= Charles C. Stephenson Jr. =

American petroleum industry executive

Charles C. Stephenson Jr. is a petroleum industry executive and philanthropist. He was born in Antlers, Oklahoma, the son of a successful grocer. He lives in Tulsa, Oklahoma.

==Education==

Stephenson graduated from Antlers High School in 1955. He received his B.S. degree in Petroleum Engineering from the University of Oklahoma in 1959.

==Business accomplishments==

After receiving his degree, Stephenson began his career with the Amerada Petroleum Company in 1960 and worked there until 1971. Stephenson then joined Andover Oil Company as vice-president of operations and became president of the company in 1974, serving until 1983 when he co-founded the Vintage Petroleum Company in Tulsa.

Stephenson served as president of Vintage from 1983 until 1990, when it became a public company. He is currently its chairman and CEO. Vintage has become known as one of the most aggressive and flourishing companies in exploration for new oil and natural gas reserves, acquiring producing properties from major oil companies and marketing the production both domestically and in South America.

Stephenson is also active on the boards of directors of several smaller concerns, including AAON (since 1996), Regent Private Capital LLC—which he co-founded; Growth Capital Partners—which he co-founded, and Premier Natural Resources—which he also co-founded. In addition he is president of Stephenson Investments, Inc.

==Contributions to society==

Stephenson and his wife, Peggy, established the Charles and Peggy Stephenson Chair in Petroleum Engineering at the University of Oklahoma in 1994. He also participates in the university’s governance through his activities on the boards of visitors of the College of Engineering and the Mewbourne College of Earth and Energy.

The university engaged in a massive construction campaign during recent years, in which Stephenson has played a key role. He founded the Sarkeys Energy Center—a tower housing many of OU’s energy and geophysical research units—and funded the construction of two campus research facilities, the Stephenson Research and Technology Center and the Stephenson Life Sciences Research Center.

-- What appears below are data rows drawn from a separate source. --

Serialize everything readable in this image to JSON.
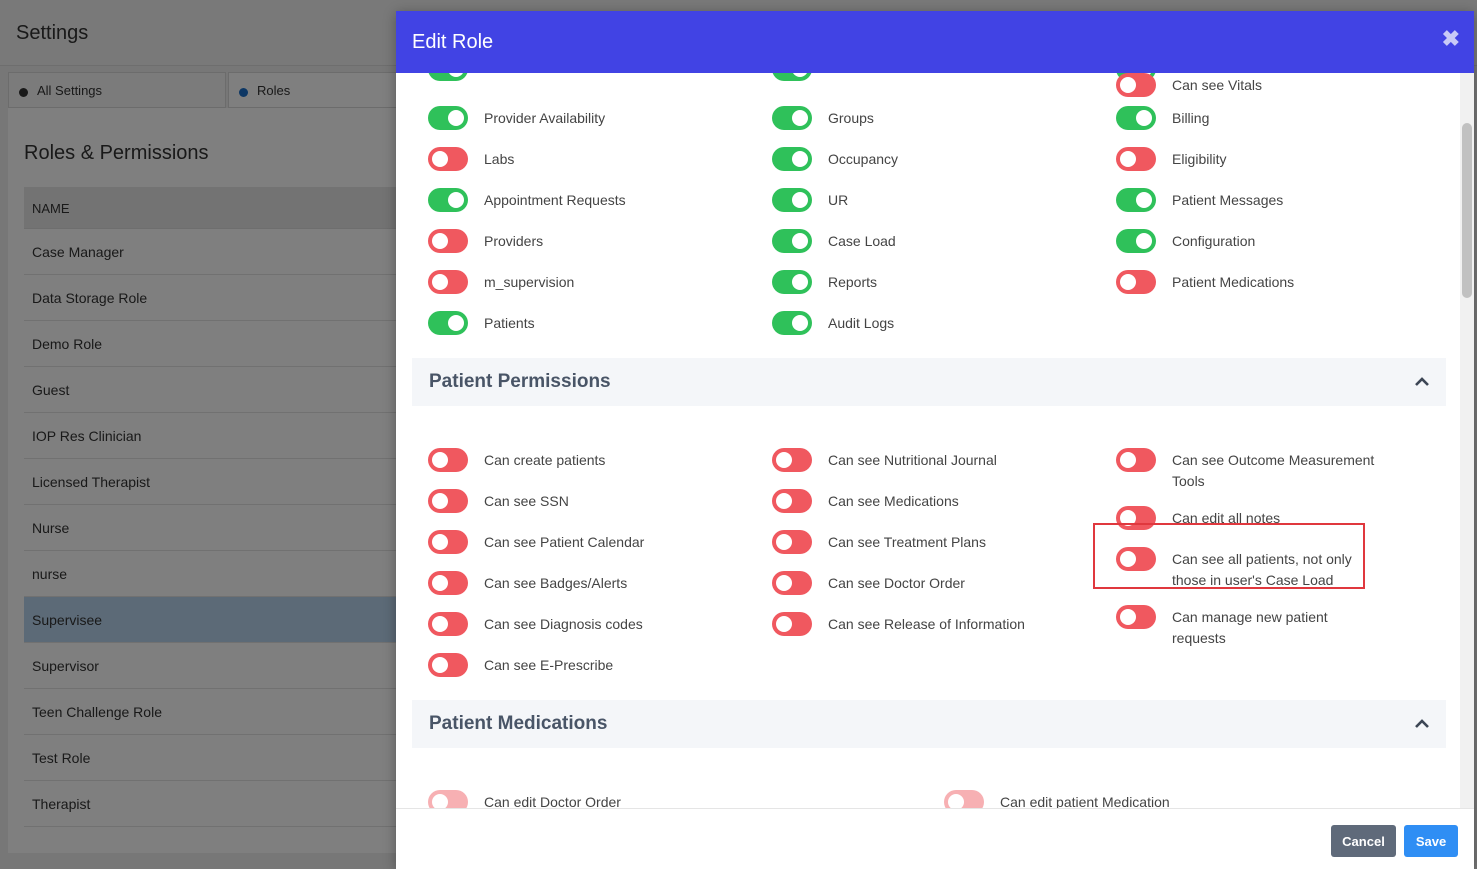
{
  "background": {
    "title": "Settings",
    "tabs": [
      {
        "label": "All Settings",
        "dot_color": "#333333"
      },
      {
        "label": "Roles",
        "dot_color": "#1a6fc9"
      }
    ],
    "section_title": "Roles & Permissions",
    "table_header": "NAME",
    "roles": [
      "Case Manager",
      "Data Storage Role",
      "Demo Role",
      "Guest",
      "IOP Res Clinician",
      "Licensed Therapist",
      "Nurse",
      "nurse",
      "Supervisee",
      "Supervisor",
      "Teen Challenge Role",
      "Test Role",
      "Therapist"
    ],
    "selected_role": "Supervisee"
  },
  "modal": {
    "title": "Edit Role",
    "close_icon": "close-icon",
    "general_permissions": [
      {
        "label": "Provider Availability",
        "on": true
      },
      {
        "label": "Groups",
        "on": true
      },
      {
        "label": "Billing",
        "on": true
      },
      {
        "label": "Labs",
        "on": false
      },
      {
        "label": "Occupancy",
        "on": true
      },
      {
        "label": "Eligibility",
        "on": false
      },
      {
        "label": "Appointment Requests",
        "on": true
      },
      {
        "label": "UR",
        "on": true
      },
      {
        "label": "Patient Messages",
        "on": true
      },
      {
        "label": "Providers",
        "on": false
      },
      {
        "label": "Case Load",
        "on": true
      },
      {
        "label": "Configuration",
        "on": true
      },
      {
        "label": "m_supervision",
        "on": false
      },
      {
        "label": "Reports",
        "on": true
      },
      {
        "label": "Patient Medications",
        "on": false
      },
      {
        "label": "Patients",
        "on": true
      },
      {
        "label": "Audit Logs",
        "on": true
      }
    ],
    "patient_permissions_title": "Patient Permissions",
    "patient_permissions": [
      {
        "label": "Can create patients",
        "on": false
      },
      {
        "label": "Can see Nutritional Journal",
        "on": false
      },
      {
        "label": "Can see Outcome Measurement Tools",
        "on": false
      },
      {
        "label": "Can see SSN",
        "on": false
      },
      {
        "label": "Can see Medications",
        "on": false
      },
      {
        "label": "Can edit all notes",
        "on": false
      },
      {
        "label": "Can see Patient Calendar",
        "on": false
      },
      {
        "label": "Can see Treatment Plans",
        "on": false
      },
      {
        "label": "Can see all patients, not only those in user's Case Load",
        "on": false
      },
      {
        "label": "Can see Badges/Alerts",
        "on": false
      },
      {
        "label": "Can see Doctor Order",
        "on": false
      },
      {
        "label": "Can manage new patient requests",
        "on": false
      },
      {
        "label": "Can see Diagnosis codes",
        "on": false
      },
      {
        "label": "Can see Release of Information",
        "on": false
      },
      {
        "label": "Can see Vitals",
        "on": false
      },
      {
        "label": "Can see E-Prescribe",
        "on": false
      }
    ],
    "patient_medications_title": "Patient Medications",
    "patient_medications": [
      {
        "label": "Can edit Doctor Order",
        "on": false
      },
      {
        "label": "Can edit patient Medication",
        "on": false
      }
    ],
    "footer": {
      "cancel_label": "Cancel",
      "save_label": "Save"
    },
    "colors": {
      "header": "#4143e4",
      "toggle_on": "#2fc15a",
      "toggle_off": "#f0585f",
      "highlight": "#e0383e",
      "save": "#2f8ef4",
      "cancel": "#5f6a7a"
    }
  }
}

The University of Oklahoma Health Sciences Center in Oklahoma City has also been the beneficiary of Stephenson’s philanthropy. He has provided a significant gift to support its nationally known Dean McGee Eye Institute. In November 2010, Charles and Peggy Stephenson made a $12 million donation to The University of Oklahoma Health Sciences Center. In recognition of their support to the institution, a newly built cancer center has been named the Peggy and Charles Stephenson Oklahoma Cancer Center.

Stephenson serves on the boards of trustees for the University of Tulsa and the University of Oklahoma Foundation.

Antlers, Oklahoma—Stephenson’s hometown—and Pushmataha County of which it is the county seat were not, until 2015, beneficiaries of Stephenson’s philanthropic efforts. During that year the Stephenson Foundation donated $100,000 (approximately half the cost) for construction of a multipurpose sports complex for Antlers Public Schools. He has few or no remaining family ties there, and is not known to have any remaining interest or connections to the area.

==Honors and awards==

The University of Oklahoma has awarded Stephenson an honorary doctorate. He was elected to the university’s Distinguished Graduates Society in 1996.

He was elected to the Tulsa Hall of Fame in 2000, and received the Tulsa Humanitarian Award in 2002. He was inducted into the Oklahoma Hall of Fame in 2008, and has been recognized by the I Believe in Oklahoma organization.